Il fut un temps où la mode s’arrêtait à la porte d’entrée. On choisissait ses vêtements d’un côté, ses meubles de l’autre. Deux univers distincts, deux temporalités différentes, la mode rapide, la maison durable.
Cette frontière n’existe plus.
Aujourd’hui, les mêmes marques qui habillent nos silhouettes dessinent aussi nos intérieurs. Zara Home, H&M Home, Lefties ou encore de nombreuses enseignes issues du prêt-à-porter transforment la maison en un prolongement naturel du style personnel. Ce glissement n’est pas anodin, il traduit une mutation silencieuse de notre rapport au quotidien.
Habiter comme on s’habille
La mode ne vend plus seulement des vêtements, elle vend une atmosphère, une ambiance. Selon la styliste Elizabeth Leriche, les marques cherchent désormais à proposer un univers complet. On ne porte plus seulement une marque, on vit dans son imaginaire.
La maison devient alors un territoire logique. Après le corps, l’espace.
Les enseignes l’ont compris très vite. Zara Home ne ressemble plus à un simple rayon décoration, on y entre comme dans une mise en scène. Draps soigneusement froissés, vaisselle posée comme sur une table déjà habitée, parfums d’intérieur, livres, objets culturels… Tout donne l’impression d’entrer dans une vie plutôt que dans un magasin.
Le succès tient précisément à cela. On n’achète pas un coussin, on achète une projection de soi.
La maison, nouveau terrain de jeu des marques
Ce mouvement répond aussi à une transformation économique. La mode doit constamment se renouveler. La maison, elle, offre un terrain d’expansion immense. Linge de lit, bougies, papeterie, mobilier léger, accessoires… autant d’objets qui prolongent l’identité d’une marque sans nécessiter de réinventer totalement son ADN.
Les géants du prêt-à-porter ont été les premiers à comprendre le potentiel. H&M Home ou Zara Home appliquent à la décoration les règles qui ont fait leur succès : collections fréquentes, tendances rapides, prix accessibles et univers visuel immédiatement séduisant.
Un plaid en hiver, une nouvelle vaisselle au printemps, une bougie pour parfumer, la décoration devient mobile, évolutive, presque émotionnelle.
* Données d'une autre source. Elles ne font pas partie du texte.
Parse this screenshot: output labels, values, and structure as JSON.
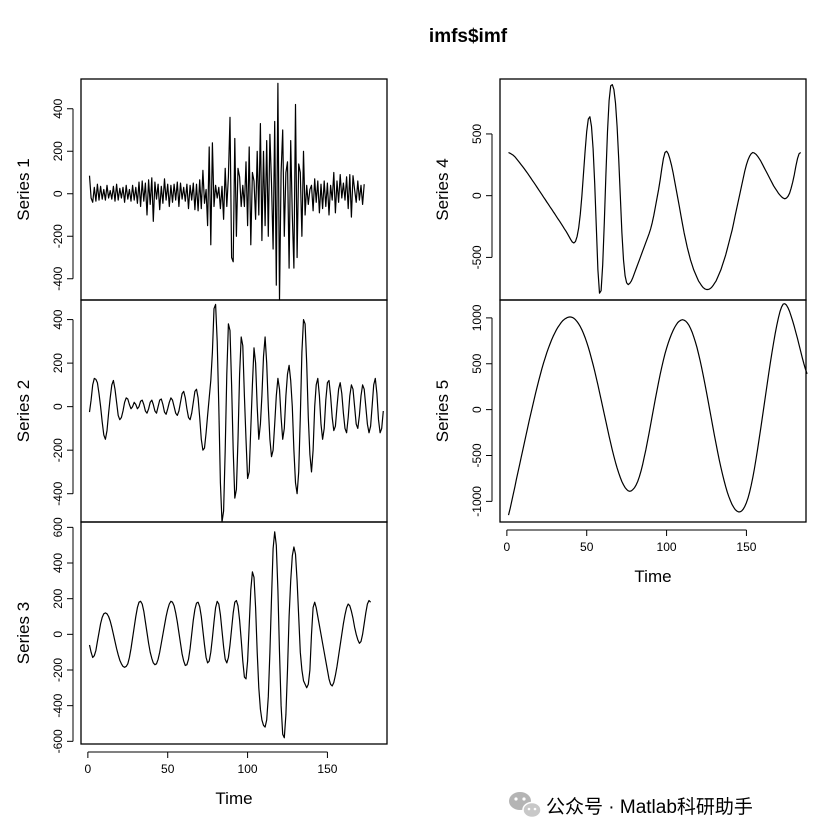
{
  "figure": {
    "title": "imfs$imf",
    "watermark": "公众号 · Matlab科研助手"
  },
  "chart_data": [
    {
      "type": "line",
      "ylabel": "Series 1",
      "xlabel": "",
      "xlim": [
        -4.3,
        187.3
      ],
      "ylim": [
        -500,
        540
      ],
      "yticks": [
        -400,
        -200,
        0,
        200,
        400
      ],
      "xticks": [],
      "x_start": 1,
      "x_step": 1,
      "y": [
        85,
        -20,
        -40,
        30,
        -35,
        45,
        -30,
        35,
        -25,
        20,
        -30,
        40,
        -20,
        15,
        -25,
        35,
        -35,
        45,
        -30,
        25,
        -20,
        30,
        -40,
        40,
        -25,
        20,
        -35,
        40,
        -30,
        30,
        -45,
        55,
        -60,
        60,
        -35,
        50,
        -100,
        65,
        -50,
        75,
        -130,
        55,
        -25,
        45,
        -75,
        35,
        -45,
        70,
        -30,
        45,
        -60,
        40,
        -40,
        45,
        -30,
        55,
        -60,
        50,
        -25,
        30,
        -35,
        45,
        -70,
        40,
        -30,
        50,
        -75,
        45,
        -80,
        65,
        -70,
        110,
        -45,
        20,
        -150,
        220,
        -240,
        240,
        -60,
        40,
        -20,
        30,
        -70,
        35,
        -120,
        120,
        -60,
        80,
        360,
        -300,
        -320,
        260,
        -200,
        120,
        80,
        -60,
        40,
        -60,
        150,
        -150,
        220,
        -240,
        100,
        60,
        -120,
        200,
        -100,
        330,
        -220,
        200,
        -150,
        250,
        -200,
        280,
        50,
        -260,
        340,
        -430,
        520,
        -500,
        100,
        300,
        -200,
        100,
        150,
        -350,
        250,
        -100,
        -350,
        420,
        -300,
        140,
        100,
        -200,
        200,
        -100,
        40,
        -50,
        20,
        40,
        -80,
        70,
        -40,
        60,
        -90,
        45,
        -70,
        60,
        -60,
        50,
        -100,
        40,
        -30,
        100,
        -90,
        60,
        -40,
        90,
        -20,
        50,
        -30,
        80,
        -70,
        90,
        -110,
        85,
        20,
        -40,
        60,
        -30,
        40,
        -50,
        45
      ],
      "color": "#000000"
    },
    {
      "type": "line",
      "ylabel": "Series 2",
      "xlabel": "",
      "xlim": [
        -4.3,
        187.3
      ],
      "ylim": [
        -530,
        490
      ],
      "yticks": [
        -400,
        -200,
        0,
        200,
        400
      ],
      "xticks": [],
      "x_start": 1,
      "x_step": 1,
      "y": [
        -25,
        30,
        100,
        130,
        125,
        110,
        60,
        0,
        -70,
        -130,
        -150,
        -110,
        -30,
        40,
        100,
        120,
        80,
        20,
        -40,
        -60,
        -50,
        -20,
        20,
        40,
        35,
        10,
        -10,
        0,
        20,
        10,
        -10,
        0,
        25,
        30,
        10,
        -20,
        -30,
        -10,
        20,
        30,
        10,
        -20,
        -30,
        0,
        30,
        35,
        10,
        -25,
        -35,
        -10,
        20,
        40,
        30,
        0,
        -30,
        -40,
        -20,
        20,
        60,
        70,
        40,
        -10,
        -50,
        -60,
        -30,
        20,
        70,
        80,
        40,
        -50,
        -150,
        -200,
        -190,
        -120,
        -40,
        40,
        120,
        250,
        450,
        470,
        300,
        0,
        -350,
        -530,
        -480,
        -200,
        150,
        380,
        350,
        100,
        -200,
        -420,
        -380,
        -150,
        150,
        320,
        280,
        50,
        -150,
        -330,
        -300,
        -100,
        100,
        270,
        200,
        0,
        -150,
        -80,
        50,
        230,
        320,
        200,
        0,
        -150,
        -230,
        -200,
        -80,
        50,
        130,
        80,
        -50,
        -150,
        -100,
        50,
        150,
        190,
        120,
        0,
        -200,
        -350,
        -400,
        -300,
        -50,
        250,
        400,
        380,
        200,
        -50,
        -220,
        -300,
        -200,
        0,
        100,
        130,
        50,
        -80,
        -150,
        -100,
        30,
        110,
        120,
        50,
        -50,
        -110,
        -90,
        0,
        80,
        110,
        60,
        -30,
        -100,
        -120,
        -50,
        50,
        100,
        80,
        0,
        -80,
        -100,
        -40,
        50,
        100,
        80,
        0,
        -80,
        -120,
        -90,
        0,
        100,
        130,
        60,
        -60,
        -120,
        -100,
        -20
      ],
      "color": "#000000"
    },
    {
      "type": "line",
      "ylabel": "Series 3",
      "xlabel": "Time",
      "xlim": [
        -4.3,
        187.3
      ],
      "ylim": [
        -615,
        630
      ],
      "yticks": [
        -600,
        -400,
        -200,
        0,
        200,
        400,
        600
      ],
      "xticks": [
        0,
        50,
        100,
        150
      ],
      "x_start": 1,
      "x_step": 1,
      "y": [
        -60,
        -100,
        -130,
        -120,
        -90,
        -40,
        10,
        60,
        95,
        115,
        120,
        115,
        100,
        75,
        40,
        0,
        -40,
        -80,
        -115,
        -145,
        -165,
        -180,
        -185,
        -180,
        -165,
        -130,
        -80,
        -20,
        40,
        100,
        150,
        180,
        185,
        170,
        130,
        70,
        10,
        -50,
        -100,
        -135,
        -160,
        -170,
        -165,
        -140,
        -100,
        -50,
        0,
        50,
        100,
        140,
        170,
        185,
        180,
        160,
        120,
        70,
        10,
        -50,
        -110,
        -150,
        -175,
        -170,
        -140,
        -80,
        0,
        80,
        140,
        175,
        180,
        155,
        100,
        20,
        -60,
        -130,
        -160,
        -150,
        -100,
        -20,
        70,
        150,
        185,
        170,
        110,
        20,
        -70,
        -140,
        -160,
        -130,
        -60,
        30,
        120,
        180,
        190,
        160,
        80,
        -30,
        -150,
        -240,
        -250,
        -150,
        50,
        250,
        350,
        320,
        150,
        -100,
        -300,
        -420,
        -480,
        -510,
        -520,
        -480,
        -350,
        -100,
        200,
        480,
        575,
        500,
        250,
        -100,
        -400,
        -560,
        -580,
        -450,
        -200,
        100,
        300,
        440,
        490,
        450,
        300,
        100,
        -100,
        -200,
        -260,
        -280,
        -300,
        -280,
        -200,
        0,
        150,
        180,
        150,
        100,
        50,
        0,
        -50,
        -100,
        -150,
        -200,
        -250,
        -280,
        -290,
        -270,
        -230,
        -180,
        -120,
        -60,
        0,
        60,
        110,
        150,
        170,
        160,
        130,
        90,
        40,
        0,
        -30,
        -50,
        -40,
        0,
        60,
        120,
        170,
        190,
        180
      ],
      "color": "#000000"
    },
    {
      "type": "line",
      "ylabel": "Series 4",
      "xlabel": "",
      "xlim": [
        -4.3,
        187.3
      ],
      "ylim": [
        -845,
        945
      ],
      "yticks": [
        -500,
        0,
        500
      ],
      "xticks": [],
      "x_start": 1,
      "x_step": 1,
      "y": [
        350,
        343,
        335,
        327,
        315,
        300,
        284,
        268,
        251,
        234,
        217,
        199,
        181,
        162,
        143,
        124,
        105,
        86,
        66,
        47,
        27,
        8,
        -12,
        -31,
        -51,
        -70,
        -90,
        -109,
        -129,
        -148,
        -168,
        -188,
        -207,
        -227,
        -247,
        -268,
        -288,
        -310,
        -333,
        -357,
        -375,
        -383,
        -370,
        -330,
        -260,
        -150,
        0,
        180,
        360,
        520,
        620,
        640,
        560,
        380,
        100,
        -250,
        -600,
        -790,
        -770,
        -560,
        -220,
        170,
        520,
        770,
        890,
        900,
        860,
        750,
        560,
        300,
        0,
        -300,
        -520,
        -650,
        -705,
        -720,
        -710,
        -690,
        -660,
        -625,
        -590,
        -555,
        -520,
        -485,
        -450,
        -415,
        -380,
        -345,
        -310,
        -270,
        -220,
        -160,
        -90,
        -20,
        50,
        130,
        220,
        300,
        350,
        360,
        340,
        300,
        250,
        190,
        120,
        50,
        -20,
        -90,
        -160,
        -230,
        -300,
        -360,
        -420,
        -470,
        -520,
        -560,
        -600,
        -630,
        -660,
        -690,
        -710,
        -730,
        -745,
        -755,
        -760,
        -760,
        -755,
        -745,
        -730,
        -710,
        -690,
        -660,
        -630,
        -600,
        -560,
        -520,
        -480,
        -430,
        -380,
        -330,
        -280,
        -220,
        -160,
        -100,
        -40,
        20,
        80,
        140,
        200,
        250,
        290,
        320,
        340,
        350,
        345,
        335,
        320,
        300,
        280,
        255,
        230,
        205,
        180,
        155,
        130,
        105,
        80,
        60,
        40,
        20,
        5,
        -10,
        -20,
        -25,
        -20,
        -5,
        20,
        60,
        110,
        170,
        240,
        300,
        340,
        350
      ],
      "color": "#000000"
    },
    {
      "type": "line",
      "ylabel": "Series 5",
      "xlabel": "Time",
      "xlim": [
        -4.3,
        187.3
      ],
      "ylim": [
        -1225,
        1195
      ],
      "yticks": [
        -1000,
        -500,
        0,
        500,
        1000
      ],
      "xticks": [
        0,
        50,
        100,
        150
      ],
      "x_start": 1,
      "x_step": 1,
      "y": [
        -1150,
        -1080,
        -1000,
        -920,
        -840,
        -760,
        -680,
        -600,
        -520,
        -440,
        -360,
        -280,
        -200,
        -120,
        -45,
        30,
        105,
        180,
        250,
        320,
        385,
        450,
        510,
        565,
        620,
        670,
        715,
        760,
        800,
        835,
        870,
        900,
        925,
        950,
        970,
        985,
        995,
        1005,
        1010,
        1010,
        1005,
        995,
        980,
        960,
        935,
        905,
        870,
        830,
        785,
        735,
        680,
        620,
        555,
        490,
        420,
        345,
        270,
        190,
        110,
        30,
        -50,
        -130,
        -210,
        -290,
        -365,
        -440,
        -510,
        -575,
        -635,
        -690,
        -740,
        -785,
        -820,
        -850,
        -870,
        -885,
        -890,
        -885,
        -870,
        -850,
        -820,
        -780,
        -730,
        -670,
        -600,
        -520,
        -440,
        -350,
        -260,
        -165,
        -70,
        25,
        120,
        210,
        300,
        385,
        465,
        540,
        610,
        670,
        725,
        775,
        820,
        860,
        895,
        925,
        950,
        965,
        975,
        980,
        975,
        965,
        945,
        920,
        885,
        845,
        795,
        740,
        680,
        610,
        535,
        455,
        370,
        280,
        190,
        95,
        0,
        -95,
        -190,
        -285,
        -375,
        -465,
        -550,
        -630,
        -705,
        -775,
        -840,
        -900,
        -950,
        -995,
        -1035,
        -1065,
        -1090,
        -1105,
        -1115,
        -1115,
        -1105,
        -1085,
        -1055,
        -1015,
        -965,
        -900,
        -825,
        -740,
        -645,
        -540,
        -430,
        -315,
        -200,
        -80,
        40,
        160,
        280,
        400,
        515,
        625,
        730,
        830,
        920,
        1000,
        1070,
        1120,
        1150,
        1155,
        1140,
        1110,
        1070,
        1020,
        965,
        905,
        840,
        775,
        705,
        635,
        565,
        500,
        440,
        390
      ],
      "color": "#000000"
    }
  ]
}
Le tournant après le Covid
La pandémie a accéléré le phénomène. Confinés chez eux, beaucoup ont redécouvert leur intérieur et le plaisir de s’y réfugier. Le logement est devenu un refuge et l’envie de le transformer s’est affirmée en lui apportant plus d’identité et de personnalité.
Dans le même temps, les réseaux sociaux ont joué un rôle important en propulsant le salon au premier plan de nos vies lors de visioconférences.
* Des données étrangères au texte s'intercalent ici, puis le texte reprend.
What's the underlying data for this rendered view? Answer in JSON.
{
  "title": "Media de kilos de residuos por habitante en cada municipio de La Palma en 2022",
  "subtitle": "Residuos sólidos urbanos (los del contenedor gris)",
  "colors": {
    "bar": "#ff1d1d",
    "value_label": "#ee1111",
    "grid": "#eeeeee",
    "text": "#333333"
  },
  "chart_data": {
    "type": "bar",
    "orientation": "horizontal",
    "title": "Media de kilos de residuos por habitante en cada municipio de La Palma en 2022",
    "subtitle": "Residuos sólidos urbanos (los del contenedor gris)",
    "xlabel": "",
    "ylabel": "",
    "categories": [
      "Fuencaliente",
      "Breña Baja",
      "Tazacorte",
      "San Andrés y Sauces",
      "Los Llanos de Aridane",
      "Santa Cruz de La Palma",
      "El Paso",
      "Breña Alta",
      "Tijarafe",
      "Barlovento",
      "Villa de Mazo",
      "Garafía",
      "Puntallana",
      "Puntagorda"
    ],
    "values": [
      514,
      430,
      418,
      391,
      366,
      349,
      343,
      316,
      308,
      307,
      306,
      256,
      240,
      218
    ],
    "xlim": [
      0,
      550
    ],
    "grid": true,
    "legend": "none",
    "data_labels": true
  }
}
Résultat : l’intérieur s’est rapproché de la mode, parce qu’il est devenu lui aussi un moyen d’expression.
Le style accessible
L’autre révolution tient au prix. Pendant longtemps, la décoration appartenait à un design coûteux. Les marques de mode ont démocratisé ce secteur en proposant le style à petits prix.
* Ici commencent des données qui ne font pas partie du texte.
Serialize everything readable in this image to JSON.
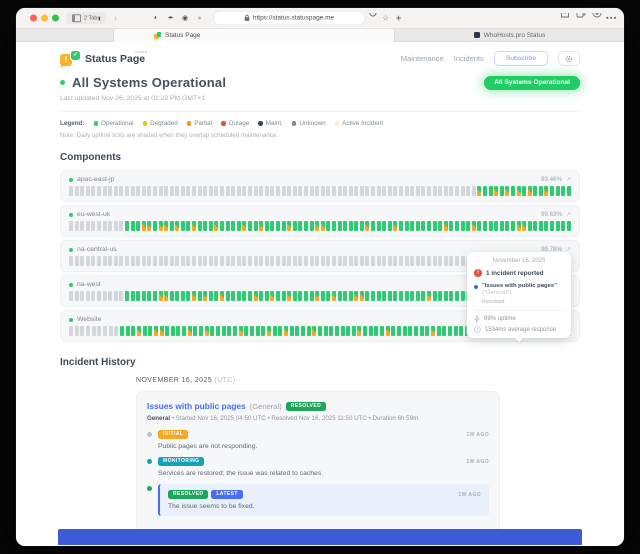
{
  "browser": {
    "window_tabs_label": "2 Tabs",
    "url": "https://status.statuspage.me",
    "tabs": [
      {
        "label": "Status Page"
      },
      {
        "label": "WhoHosts.pro Status"
      }
    ]
  },
  "header": {
    "brand": "Status Page",
    "brand_tag": "hosted",
    "nav": [
      "Maintenance",
      "Incidents"
    ],
    "subscribe": "Subscribe",
    "status_pill": "All Systems Operational"
  },
  "status": {
    "title": "All Systems Operational",
    "last_updated": "Last updated Nov 26, 2025 at 01:23 PM GMT+1"
  },
  "legend": {
    "label": "Legend:",
    "note": "Note: Daily uptime ticks are shaded when they overlap scheduled maintenance.",
    "items": [
      {
        "label": "Operational",
        "color": "#2ecc71"
      },
      {
        "label": "Degraded",
        "color": "#f4c20d"
      },
      {
        "label": "Partial",
        "color": "#f39c12"
      },
      {
        "label": "Outage",
        "color": "#e74c3c"
      },
      {
        "label": "Maint.",
        "color": "#34495e"
      },
      {
        "label": "Unknown",
        "color": "#7f8c8d"
      },
      {
        "label": "Active Incident",
        "color": "#fbeccd"
      }
    ]
  },
  "components": {
    "title": "Components",
    "colors": {
      "unknown": "#d3d7d9",
      "operational": "#2ecc71",
      "maintenance": "#f6a723"
    },
    "rows": [
      {
        "name": "apac-east-jp",
        "uptime": "99.46%",
        "ticks": "UUUUUUUUUUUUUUUUUUUUUUUUUUUUUUUUUUUUUUUUUUUUUUUUUUUUUUUUUUUUUUUUUUUUUUUUUMOOMOMOMOMOOMOOOO"
      },
      {
        "name": "eu-west-uk",
        "uptime": "99.63%",
        "ticks": "UUUUUUUUUUOOOMMOMMOMOOMOOOMOOOOMOOMOOOOMOOOOMMOOOOOOOMOOOOMOOOOOOOOMOOOOMOOOOOOOMMOOOOOOOO"
      },
      {
        "name": "na-central-us",
        "uptime": "99.78%",
        "ticks": "UUUUUUUUUUUUUUUUUUUUUUUUUUUUUUUUUUUUUUUUUUUUUUUUUUUUUUUUUUUUUUUUUUUUUUUUUUUUUUOOOOOOOOOOOO"
      },
      {
        "name": "na-west",
        "uptime": "99.81%",
        "ticks": "UUUUUUUUUUOOOOOOMMOOOOMOMOOMOOOOOMOOMOOMOOOOMOOMOOOMMOOOOOOOOOOOMOOOOOOOOMOOOOMOOOOOOOOMOO"
      },
      {
        "name": "Website",
        "uptime": "99.74%",
        "ticks": "UUUUUUUUUOOOMOOMMOOOOMOOMOOOOOMOOOOMOOMOOOOMOOOOOOOMOOOOMOOOOOOOMOOOOOOOOOOOMMMHOOMOOMOOO"
      }
    ]
  },
  "tooltip": {
    "date": "November 16, 2025",
    "incidents": "1 incident reported",
    "title": "\"Issues with public pages\"",
    "scope": "(\"General\")",
    "state": "Resolved",
    "uptime": "99% uptime",
    "response": "1534ms average response"
  },
  "history": {
    "title": "Incident History",
    "date": "NOVEMBER 16, 2025",
    "date_suffix": "(UTC)",
    "incident": {
      "title": "Issues with public pages",
      "scope": "(General)",
      "badge": "RESOLVED",
      "meta_bold": "General",
      "meta": " • Started Nov 16, 2025 04:50 UTC • Resolved Nov 16, 2025 11:50 UTC • Duration 6h 59m",
      "updates": [
        {
          "dot": "#bcc4ca",
          "badges": [
            {
              "label": "INITIAL",
              "color": "#f6a723"
            }
          ],
          "time": "1W AGO",
          "text": "Public pages are not responding.",
          "highlight": false
        },
        {
          "dot": "#17a2b8",
          "badges": [
            {
              "label": "MONITORING",
              "color": "#17a2b8"
            }
          ],
          "time": "1W AGO",
          "text": "Services are restored; the issue was related to caches.",
          "highlight": false
        },
        {
          "dot": "#1fa45b",
          "badges": [
            {
              "label": "RESOLVED",
              "color": "#1fa45b"
            },
            {
              "label": "LATEST",
              "color": "#4a6df5"
            }
          ],
          "time": "1W AGO",
          "text": "The issue seems to be fixed.",
          "highlight": true
        }
      ]
    }
  },
  "theme": {
    "accent_green": "#2ecc71",
    "maintenance_orange": "#f6a723",
    "link_blue": "#4a6df5",
    "footer_blue": "#3d5ad7",
    "status_pill_green": "#1fcd62"
  }
}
Architectes et décorateurs utilisent désormais ces enseignes pour compléter certains projets. Aujourd’hui, un objet peut être tendance sans représenter un coût élevé. La maison devient un espace vivant dans lequel les styles évoluent et se mélangent.
Une nouvelle manière d’habiter
Si la mode investit la maison, c’est parce que notre identité ne s’arrête plus au miroir. Nos vêtements racontent qui nous sommes dehors, notre maison raconte qui nous sommes chez nous.
Et peut-être pour la première fois, les deux parlent le même langage.